There are a lot of ways to control and access your PC or Mac from your Android device, but the ability to go in the other direction has been sadly underrepresented... until now. Android Police made a great find in AirDroid, an app that hosts a local HTTP server on your phone that any web browser. It's sort of like Motorola's WebTop interface, without using new hardware. And the things you can do with it, not to mention the interface with which you do them, are amazing.
Essentially, AirDroid turns your phone into a local version of one of those web/cloud operating systems that were all the rage a few years ago. Just start the app, connect to your home WiFi network and log in from a local PC browser. You can access all of the files currently stored on your phone, including a full image viewer and streaming music player. You can access, install, and back up all of the apps on your phone, even the system apps that non-rooted users normally don't have access to. You have full access to your Android phone's contacts, call logs and SMS messages. All from a desktop interface that mimics a minimalist Linux distribution.
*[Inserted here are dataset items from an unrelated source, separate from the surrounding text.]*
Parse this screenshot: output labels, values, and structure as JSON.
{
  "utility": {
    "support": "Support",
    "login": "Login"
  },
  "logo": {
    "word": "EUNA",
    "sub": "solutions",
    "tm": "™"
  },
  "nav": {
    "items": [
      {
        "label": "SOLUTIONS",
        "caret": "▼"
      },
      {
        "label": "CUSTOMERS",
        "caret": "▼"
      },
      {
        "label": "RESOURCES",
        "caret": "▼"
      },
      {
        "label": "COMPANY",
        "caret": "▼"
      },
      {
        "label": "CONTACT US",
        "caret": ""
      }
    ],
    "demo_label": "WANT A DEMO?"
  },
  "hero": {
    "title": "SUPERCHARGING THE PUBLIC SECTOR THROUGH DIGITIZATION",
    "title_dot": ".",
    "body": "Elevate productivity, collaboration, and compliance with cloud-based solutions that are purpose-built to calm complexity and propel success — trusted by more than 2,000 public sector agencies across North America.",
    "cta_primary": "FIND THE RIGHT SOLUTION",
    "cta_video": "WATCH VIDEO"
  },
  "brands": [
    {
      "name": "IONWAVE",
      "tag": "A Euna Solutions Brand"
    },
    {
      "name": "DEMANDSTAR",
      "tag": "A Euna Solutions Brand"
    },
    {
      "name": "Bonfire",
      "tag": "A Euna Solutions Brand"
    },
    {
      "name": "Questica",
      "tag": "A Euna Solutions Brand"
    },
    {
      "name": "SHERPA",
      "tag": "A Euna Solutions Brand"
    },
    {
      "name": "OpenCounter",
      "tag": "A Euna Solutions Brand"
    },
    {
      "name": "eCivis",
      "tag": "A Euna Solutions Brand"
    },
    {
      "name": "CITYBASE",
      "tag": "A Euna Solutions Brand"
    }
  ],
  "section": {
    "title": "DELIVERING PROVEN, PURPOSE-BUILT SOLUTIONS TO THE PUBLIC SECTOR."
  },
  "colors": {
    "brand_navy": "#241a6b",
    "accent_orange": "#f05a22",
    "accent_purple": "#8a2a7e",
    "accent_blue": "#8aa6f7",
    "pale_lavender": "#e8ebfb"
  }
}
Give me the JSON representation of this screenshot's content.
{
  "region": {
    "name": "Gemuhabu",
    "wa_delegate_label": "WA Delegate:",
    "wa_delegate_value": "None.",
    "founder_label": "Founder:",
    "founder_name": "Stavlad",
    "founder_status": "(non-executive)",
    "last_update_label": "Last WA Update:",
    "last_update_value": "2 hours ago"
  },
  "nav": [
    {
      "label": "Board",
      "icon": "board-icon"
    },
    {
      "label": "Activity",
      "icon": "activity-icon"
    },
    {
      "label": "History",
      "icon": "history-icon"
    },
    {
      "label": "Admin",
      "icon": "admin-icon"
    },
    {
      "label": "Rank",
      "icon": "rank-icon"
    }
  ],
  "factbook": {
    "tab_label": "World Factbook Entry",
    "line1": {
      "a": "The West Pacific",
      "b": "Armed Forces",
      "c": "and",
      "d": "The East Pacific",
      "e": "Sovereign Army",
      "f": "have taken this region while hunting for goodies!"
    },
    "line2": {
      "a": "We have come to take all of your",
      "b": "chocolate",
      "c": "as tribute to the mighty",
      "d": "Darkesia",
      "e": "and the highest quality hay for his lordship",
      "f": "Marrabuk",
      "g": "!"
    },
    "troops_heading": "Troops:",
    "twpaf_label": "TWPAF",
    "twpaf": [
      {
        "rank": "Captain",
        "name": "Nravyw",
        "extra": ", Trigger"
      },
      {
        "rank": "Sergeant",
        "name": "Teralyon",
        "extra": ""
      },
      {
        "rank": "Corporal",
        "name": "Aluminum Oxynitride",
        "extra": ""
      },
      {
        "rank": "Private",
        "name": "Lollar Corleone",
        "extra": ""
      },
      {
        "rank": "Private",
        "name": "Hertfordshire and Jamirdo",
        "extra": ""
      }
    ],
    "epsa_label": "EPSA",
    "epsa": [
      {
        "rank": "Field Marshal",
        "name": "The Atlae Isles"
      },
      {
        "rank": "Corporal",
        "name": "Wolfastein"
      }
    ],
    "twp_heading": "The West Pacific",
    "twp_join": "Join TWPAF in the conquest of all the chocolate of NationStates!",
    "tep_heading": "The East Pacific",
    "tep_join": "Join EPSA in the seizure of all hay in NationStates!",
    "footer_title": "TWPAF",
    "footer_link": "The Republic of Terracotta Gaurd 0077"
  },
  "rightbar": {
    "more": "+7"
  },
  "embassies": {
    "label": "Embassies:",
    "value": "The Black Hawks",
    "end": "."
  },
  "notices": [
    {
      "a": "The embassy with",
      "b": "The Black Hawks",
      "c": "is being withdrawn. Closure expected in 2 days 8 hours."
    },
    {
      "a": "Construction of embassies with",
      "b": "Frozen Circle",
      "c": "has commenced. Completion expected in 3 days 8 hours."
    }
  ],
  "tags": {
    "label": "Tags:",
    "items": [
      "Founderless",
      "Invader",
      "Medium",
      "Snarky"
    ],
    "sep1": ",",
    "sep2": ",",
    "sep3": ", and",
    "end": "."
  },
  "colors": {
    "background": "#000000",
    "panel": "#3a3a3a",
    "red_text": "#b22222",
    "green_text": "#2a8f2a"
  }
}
The best part? It's all free. If you're a power user you must check AirDroid out. Sure, you can do some of this with a standard MicroUSB cable, but the way it's presented and the ease of use is astounding - it'll make showing off your media, plus sharing apps and files so much easier - I only wish there was a way to display full Android apps across the WiFi connector. It's nothing less than a major accomplishment for developer Sand Studio, and I can't wait to see what they do next with this idea. You can download AirDroid from the Android Market right now.